North Korea tested short-range ballistic missiles on May 4 and 9, ending a pause in launches that began in late 2017. The tests were seen as a way for North Korea to pressure Washington to soften its stance on easing sanctions against it without actually causing negotiations to collapse.
In the statement carried by the North’s Korean Central News Agency, the North Korean spokesperson said the North was exercising its right of self-defence with the launches. North Korea has never recognised the UN Security Council resolutions, which it views as denying its “rights to existence and development of a sovereign state”, the statement said.
“If any object is launched, it is bound to fly in trajectory,” the statement said. It said a demand that North Korea ban all launches that use ballistic technology regardless of the range is the same as asking it to relinquish its right to self-defence.
The spokesperson said Bolton was an “ignorant” hardliner who, throughout different US administrations, pushed provocative policies against North Korea including endorsements of pre-emptive strikes and regime change.

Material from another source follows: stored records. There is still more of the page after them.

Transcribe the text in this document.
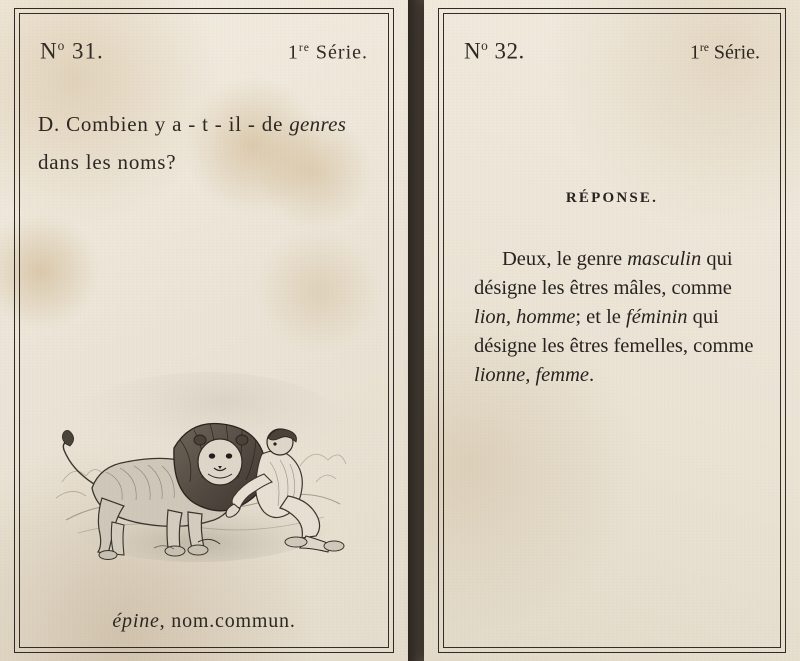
$N^o$ 31.	1re Série.
D. Combien y a - t - il - de genres
dans les noms?
épine, nom.commun.
$N^o$ 32.	1re Série.
RÉPONSE.
Deux, le genre masculin qui désigne les êtres mâles, comme lion, homme; et le féminin qui désigne les êtres femelles, comme lionne, femme.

The spokesperson also said that Bolton’s “hammer act” was responsible for the collapse of a major nuclear deal between the countries reached in 1994, when North Korea agreed to halt its nuclear programme in exchange for US fuel aid. The deal broke down in 2002 after US intelligence agencies said North Korea was continuing its pursuit of bombs with a secret uranium-enrichment programme.
“It will be fit to call Bolton not a security adviser striving for security but a security-destroying adviser who is wrecking peace and security,” the spokesperson said. “It is not at all strange that perverse words always come out from the mouth of a structurally defective guy, and such a human defect deserves an earlier vanishing.”